Tuesday, April 19, 2016
U.S. v. Texas – TRUE OR FALSE?
April 19, 2016
On Monday, April 18 the U.S. Supreme Court heard oral arguments in the case of U.S. v. Texas. The 108 page transcript from the arguments included colorful (predictable?) exchanges between eight Supreme Court justices and the lawyers- U.S. Solicitor General Donald Verrilli who represented the Administration; Thomas Saenz, supporting undocumented mothers of children who are U.S. citizens; Texas Solicitor General Scott Keller, arguing for the states; and Erin Murphy, representing the U.S. House of Representatives against the Administration. Here I offer a short “True or False” exam – call it a prelude to the final exams in the coming weeks that my colleagues and I will proctor on the complex topic of immigration law. Highlighting this complexity is Justice Alito who at the oral arguments remarked, “And how is it possible to lawfully work in the United States without lawfully being in the United States…I’m just talking about the English Language. I just don’t understand it.” (p. 28)
True or False?
SG KELLER: “But here, with deferred action they’ve only --- the Executive has only been granting 500-1000 deferred action permits a year.” (p.48)
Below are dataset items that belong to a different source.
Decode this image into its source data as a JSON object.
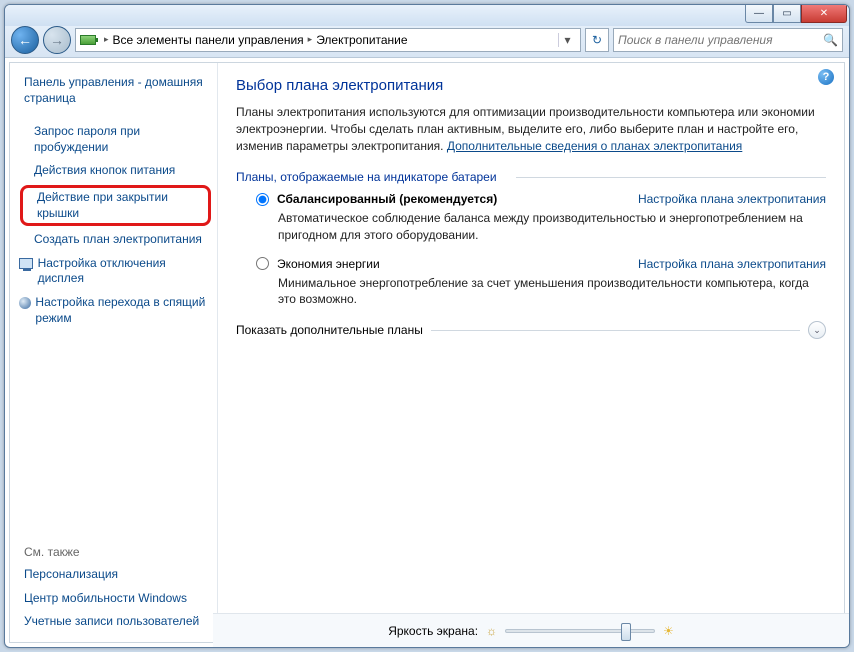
{
  "breadcrumb": {
    "level1": "Все элементы панели управления",
    "level2": "Электропитание"
  },
  "search": {
    "placeholder": "Поиск в панели управления"
  },
  "sidebar": {
    "home": "Панель управления - домашняя страница",
    "links": [
      "Запрос пароля при пробуждении",
      "Действия кнопок питания",
      "Действие при закрытии крышки",
      "Создать план электропитания",
      "Настройка отключения дисплея",
      "Настройка перехода в спящий режим"
    ],
    "seealso_title": "См. также",
    "seealso": [
      "Персонализация",
      "Центр мобильности Windows",
      "Учетные записи пользователей"
    ]
  },
  "main": {
    "title": "Выбор плана электропитания",
    "intro": "Планы электропитания используются для оптимизации производительности компьютера или экономии электроэнергии. Чтобы сделать план активным, выделите его, либо выберите план и настройте его, изменив параметры электропитания. ",
    "intro_link": "Дополнительные сведения о планах электропитания",
    "group_title": "Планы, отображаемые на индикаторе батареи",
    "plans": [
      {
        "name": "Сбалансированный (рекомендуется)",
        "selected": true,
        "link": "Настройка плана электропитания",
        "desc": "Автоматическое соблюдение баланса между производительностью и энергопотреблением на пригодном для этого оборудовании."
      },
      {
        "name": "Экономия энергии",
        "selected": false,
        "link": "Настройка плана электропитания",
        "desc": "Минимальное энергопотребление за счет уменьшения производительности компьютера, когда это возможно."
      }
    ],
    "expand": "Показать дополнительные планы",
    "brightness_label": "Яркость экрана:"
  }
}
ANSWER: False: Deferred action enjoys a long history that pre-dates President Obama’s Administration. As detailed here, thousands have applied for and received deferred action for largely humanitarian reasons. As eloquently told by SG Verrilli during the oral arguments in describing the recipients of the President’s deferred action programs: “This class of aliens is the lowest priority. And there is a pressing humanitarian concern in avoiding the break up families that contain U.S. citizen children.” (p. 3)
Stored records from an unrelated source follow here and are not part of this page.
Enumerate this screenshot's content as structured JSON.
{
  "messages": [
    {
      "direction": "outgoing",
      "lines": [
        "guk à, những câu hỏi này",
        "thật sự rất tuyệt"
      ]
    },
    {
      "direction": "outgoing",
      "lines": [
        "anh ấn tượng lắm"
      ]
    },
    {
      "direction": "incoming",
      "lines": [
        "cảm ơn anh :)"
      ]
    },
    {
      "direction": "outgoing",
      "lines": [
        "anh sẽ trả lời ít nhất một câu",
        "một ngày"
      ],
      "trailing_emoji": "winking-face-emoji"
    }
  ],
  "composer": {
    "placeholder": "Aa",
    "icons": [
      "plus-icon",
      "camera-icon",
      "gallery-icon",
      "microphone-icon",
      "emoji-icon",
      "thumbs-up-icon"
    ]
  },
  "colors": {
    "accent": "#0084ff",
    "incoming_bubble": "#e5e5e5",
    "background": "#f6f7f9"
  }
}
SG KELLER: “That lawful presence phrase is key because that’s the first time in a deferred action program the Executive has taken that position.” (p. 51)
ANSWER: False. For far more years than the life of this lawsuit, the Administration has taken the position that persons in deferred action will not accrue “unlawful presence” and will be treated as “lawfully present.” Perhaps more importantly, “lawful presence” is not the same thing as “lawful status” -- not even close. This point has been highlighted in many places including a letter by 104 law professors in reaction to this lawsuit. “The lawful presence awarded to deferred action recipients is a modest aspect of deferred action with its own statutory basis. The limited significance of unlawful presence is that it determines whether the person’s presence will trigger future inadmissibility when he or she departs. In contrast, lawful status, which neither DAPA nor DACA would grant, is associated with whether a person’s status is secure or liminal.”
JUSTICE KAGAN: [I]t seems to me your real gripe here--- and you—maybe it’s a real gripe your real grip here is to the work authorization piece the benefits pieces, is that right? (p. 53)
ANSWER: True. But this gripe has no legal or historical home. The statute and regulations that govern employment for certain prosecutorial discretion beneficiaries are clear and unexceptional. This article describes how work authorization has enabled hundreds of thousands of individuals with prosecutorial discretion to apply for work authorization under the regulation promulgated in 1987. Beyond those who have applied for employment pursuant to a prosecutorial discretion grant, SG Verrelli describes how additional categories of noncitizens have applied for and received work authorization pending an application an adjustment of status or relief under cancellation of removal, highlighting the different categories of people who receive work authorization. (p. 29-31) Perhaps this prompted Justice Kagan to argue “But then it seems to me …what you should be attacking is not DAPA. What you should be attacking is the work authorization regulations that DHS, or before that the INA, has had for 30 years.” (p. 55).